Background: Disease burden of sexually transmitted infections such as chlamydia, gonorrhea, and syphilis is often compared across age categories, sex categories, and race and ethnicity categories. Missing data may prevent researchers from accurately characterizing health disparities between populations. This article describes the methods used to impute race and Hispanic ethnicity in a large national surveillance data set.
Methods: All US cases of chlamydia, gonorrhea, and syphilis (excluding congenital syphilis) reported through the National Notifiable Diseases Surveillance System from the year 2019 were included in the analyses. We used fully conditional specification to impute missing race and Hispanic ethnicity data. After imputation, reported case rates were calculated, by disease, for each race and Hispanic ethnicity category using Vintage 2019 Population and Housing Unit Estimates from the US Census. We then used case counts from subsets that contained only complete race and Hispanic ethnicity information to investigate if the confidence intervals from the multiply imputed data included the observed number of cases in each race and Hispanic ethnicity category.

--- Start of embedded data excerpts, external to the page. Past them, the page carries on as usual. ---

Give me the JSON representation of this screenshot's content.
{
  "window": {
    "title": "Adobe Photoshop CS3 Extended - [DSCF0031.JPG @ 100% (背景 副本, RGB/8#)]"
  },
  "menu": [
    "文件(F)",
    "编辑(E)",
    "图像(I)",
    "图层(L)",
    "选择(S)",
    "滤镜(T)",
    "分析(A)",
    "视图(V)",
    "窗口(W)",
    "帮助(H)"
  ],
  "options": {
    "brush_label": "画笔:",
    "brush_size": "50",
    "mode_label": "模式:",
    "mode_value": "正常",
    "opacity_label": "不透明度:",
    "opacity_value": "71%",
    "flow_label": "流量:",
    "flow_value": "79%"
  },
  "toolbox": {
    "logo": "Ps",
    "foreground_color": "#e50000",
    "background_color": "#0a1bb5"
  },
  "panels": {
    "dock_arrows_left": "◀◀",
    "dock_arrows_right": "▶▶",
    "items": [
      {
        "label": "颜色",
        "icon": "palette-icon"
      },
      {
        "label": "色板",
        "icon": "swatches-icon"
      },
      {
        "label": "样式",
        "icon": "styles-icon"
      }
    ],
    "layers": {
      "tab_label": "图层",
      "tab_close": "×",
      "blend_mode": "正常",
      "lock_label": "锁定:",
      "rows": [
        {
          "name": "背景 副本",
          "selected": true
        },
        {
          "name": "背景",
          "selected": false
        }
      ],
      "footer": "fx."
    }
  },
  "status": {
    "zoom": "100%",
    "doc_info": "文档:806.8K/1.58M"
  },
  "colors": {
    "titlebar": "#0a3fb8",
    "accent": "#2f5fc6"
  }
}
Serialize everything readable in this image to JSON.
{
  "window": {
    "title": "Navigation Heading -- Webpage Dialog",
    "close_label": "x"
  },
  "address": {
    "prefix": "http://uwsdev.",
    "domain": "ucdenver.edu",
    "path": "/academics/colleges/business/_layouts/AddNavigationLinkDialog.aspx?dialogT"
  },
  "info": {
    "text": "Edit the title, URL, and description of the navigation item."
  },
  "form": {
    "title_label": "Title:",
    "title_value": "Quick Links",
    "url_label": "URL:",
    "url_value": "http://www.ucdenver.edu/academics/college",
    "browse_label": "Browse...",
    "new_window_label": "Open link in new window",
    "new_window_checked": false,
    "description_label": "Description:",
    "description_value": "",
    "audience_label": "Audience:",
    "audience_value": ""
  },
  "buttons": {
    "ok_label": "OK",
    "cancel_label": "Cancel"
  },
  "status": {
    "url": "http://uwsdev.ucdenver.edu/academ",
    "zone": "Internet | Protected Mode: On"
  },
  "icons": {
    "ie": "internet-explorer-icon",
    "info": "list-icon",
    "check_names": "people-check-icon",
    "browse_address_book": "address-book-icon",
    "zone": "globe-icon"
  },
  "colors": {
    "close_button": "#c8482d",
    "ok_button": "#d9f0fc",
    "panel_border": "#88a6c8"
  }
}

Results: Among the 2,553,038 cases reported in 2019, race and Hispanic ethnicity were multiply imputed for 9% of syphilis cases, 22% of gonorrhea cases, and 33% of chlamydia cases. In the subset analyses, every nonzero rate of reported cases was contained within the confidence intervals that were calculated from multiply imputed data.
Conclusions: Confidence intervals that account for the uncertainty of the predictions are an advantage of multiple imputation over complete-case analysis because a realistic variance estimate allows for valid hypothesis testing results.